El caso es que desde entonces he estado perfeccionando el método de cómo utilizarlas, y a día de hoy creo que rozo la perfección a la hora de utilizarlas. Sé bajarlas haciendo que los escalones retumben, sé bajarlas a toda velocidad sin que se note mi peso, sé dar la última zancada larga en el momento justo después del abordaje y la primera de salida en la zona idónea de salida, y pertenezco a esa élite, por lo poco numeroso, que no por otra cosa, que cuando va a montarse en una coloca el pie de tal forma que se apoye, aún, sobre la superficie inmóvil, pero tan adelantado que la puntera y parte de la suela de la zapatilla están ya sobre la escalera, de tal forma que cuando sigues avanzando y tu pie rota entra en contacto con la escalera, y por el reparto de pesos y los rozamientos, aumentando delante y disminuyendo detrás, la escalera te lanza catapultado hacia arriba o hacia abajo, donde toque.
Sí, es una gilipollez sentirse orgulloso por algo así. Pero algo dentro de mí se siente precisamente así, algo que sobrevive de mi infancia.
Cuando yo era pequeño, adoraba el Metro. Siempre que montaba con mis padres en él pegaba mi cara contra el cristal que daba a la otra vía y pasaba el viaje entero alucinado por los zarandeos y la veloz y ruidosa oscuridad del otro lado del cristal, despedazada de tanto en tanto por el cruce vertiginoso e impredecible con otro convoy.
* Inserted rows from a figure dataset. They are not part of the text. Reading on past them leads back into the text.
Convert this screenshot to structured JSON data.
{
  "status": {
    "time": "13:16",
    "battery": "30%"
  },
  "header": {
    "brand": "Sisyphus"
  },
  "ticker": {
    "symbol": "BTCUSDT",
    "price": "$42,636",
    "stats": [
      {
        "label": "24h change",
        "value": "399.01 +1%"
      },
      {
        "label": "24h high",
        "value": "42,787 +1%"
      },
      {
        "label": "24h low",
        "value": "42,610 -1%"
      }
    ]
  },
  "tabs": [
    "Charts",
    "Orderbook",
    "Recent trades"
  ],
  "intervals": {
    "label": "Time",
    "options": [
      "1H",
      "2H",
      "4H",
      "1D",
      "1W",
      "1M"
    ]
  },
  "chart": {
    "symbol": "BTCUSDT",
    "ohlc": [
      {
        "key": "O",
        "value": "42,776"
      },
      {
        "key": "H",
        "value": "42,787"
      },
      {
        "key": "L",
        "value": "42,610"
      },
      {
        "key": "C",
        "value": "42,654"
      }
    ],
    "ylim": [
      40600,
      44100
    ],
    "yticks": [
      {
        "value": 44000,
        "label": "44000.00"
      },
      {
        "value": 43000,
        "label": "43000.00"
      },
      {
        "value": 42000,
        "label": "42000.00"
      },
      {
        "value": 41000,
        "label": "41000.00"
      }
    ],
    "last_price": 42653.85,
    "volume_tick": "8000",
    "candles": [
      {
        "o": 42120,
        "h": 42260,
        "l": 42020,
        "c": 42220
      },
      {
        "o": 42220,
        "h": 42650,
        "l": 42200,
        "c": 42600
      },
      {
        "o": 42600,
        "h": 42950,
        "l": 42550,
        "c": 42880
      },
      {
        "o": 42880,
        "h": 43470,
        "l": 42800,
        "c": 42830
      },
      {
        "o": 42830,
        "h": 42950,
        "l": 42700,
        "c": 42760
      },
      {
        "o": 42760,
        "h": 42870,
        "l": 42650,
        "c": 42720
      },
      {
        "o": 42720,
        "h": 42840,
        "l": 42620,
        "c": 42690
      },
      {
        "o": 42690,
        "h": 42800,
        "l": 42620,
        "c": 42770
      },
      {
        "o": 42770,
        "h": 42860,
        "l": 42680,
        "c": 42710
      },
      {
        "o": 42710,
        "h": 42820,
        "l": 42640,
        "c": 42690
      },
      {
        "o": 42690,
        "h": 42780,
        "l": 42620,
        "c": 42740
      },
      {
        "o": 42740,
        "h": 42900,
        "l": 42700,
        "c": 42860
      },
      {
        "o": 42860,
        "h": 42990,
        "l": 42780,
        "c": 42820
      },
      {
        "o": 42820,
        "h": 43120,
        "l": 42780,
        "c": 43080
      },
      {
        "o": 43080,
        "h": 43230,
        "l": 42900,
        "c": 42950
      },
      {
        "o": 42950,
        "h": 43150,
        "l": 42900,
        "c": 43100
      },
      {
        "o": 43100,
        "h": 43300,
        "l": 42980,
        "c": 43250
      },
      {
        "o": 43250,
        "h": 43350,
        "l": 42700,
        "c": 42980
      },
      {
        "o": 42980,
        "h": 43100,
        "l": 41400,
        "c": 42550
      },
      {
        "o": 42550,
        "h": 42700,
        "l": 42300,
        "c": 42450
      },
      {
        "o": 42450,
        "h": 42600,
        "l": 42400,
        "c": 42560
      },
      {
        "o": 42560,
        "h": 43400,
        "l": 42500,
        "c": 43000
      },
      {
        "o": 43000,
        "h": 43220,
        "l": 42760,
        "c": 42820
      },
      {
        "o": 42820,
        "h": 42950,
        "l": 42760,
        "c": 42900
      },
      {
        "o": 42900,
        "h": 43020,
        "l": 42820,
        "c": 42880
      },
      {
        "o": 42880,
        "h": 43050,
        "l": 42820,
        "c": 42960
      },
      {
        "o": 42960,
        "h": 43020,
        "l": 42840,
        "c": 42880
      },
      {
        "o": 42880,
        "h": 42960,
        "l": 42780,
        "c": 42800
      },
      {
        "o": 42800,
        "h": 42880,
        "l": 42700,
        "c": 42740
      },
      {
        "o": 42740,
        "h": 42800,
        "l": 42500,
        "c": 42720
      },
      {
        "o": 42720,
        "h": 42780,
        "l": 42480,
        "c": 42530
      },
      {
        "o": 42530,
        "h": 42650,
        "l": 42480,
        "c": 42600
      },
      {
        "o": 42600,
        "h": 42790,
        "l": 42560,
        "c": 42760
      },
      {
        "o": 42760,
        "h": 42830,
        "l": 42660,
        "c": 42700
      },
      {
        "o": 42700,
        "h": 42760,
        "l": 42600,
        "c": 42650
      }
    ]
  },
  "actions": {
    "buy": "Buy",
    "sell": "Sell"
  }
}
Entonces los viajes siempre se me hacían cortos, y al salir de nuevo a la superficie me consolaba diciéndome que un día, cuando fuese mayor, me haría un par de bocadillos y me metería una mañana en el Metro y no saldría hasta por la noche, y así podría pasar todo el día mirando las vías deshechas en la oscuridad y el baile de las catenarias de los cables por las paredes de los túneles.
No es algo que, al final, haya terminado haciendo, pero a veces miro por la ventana y lo recuerdo, y me siento, en cierta forma, un traidor con respeto a aquel niño que era yo. Luego intento librarme de la culpa diciendo que yo soy aquel niño, y que si ahora no lo hago es por algo. Y claro, surge el miedo a que la razón por la que ahora que puedo no hago lo que quise entonces sea la madurez (ese ir a comprar acelgas al supermercado, que dice la filósofa que no hace caso al teléfono), al desgaste del tiempo sobre los sueños, la fantasía, la vitalidad, los juegos; la pérdida del mayor tesoro que tenemos en la infancia y, tal vez, en la vida.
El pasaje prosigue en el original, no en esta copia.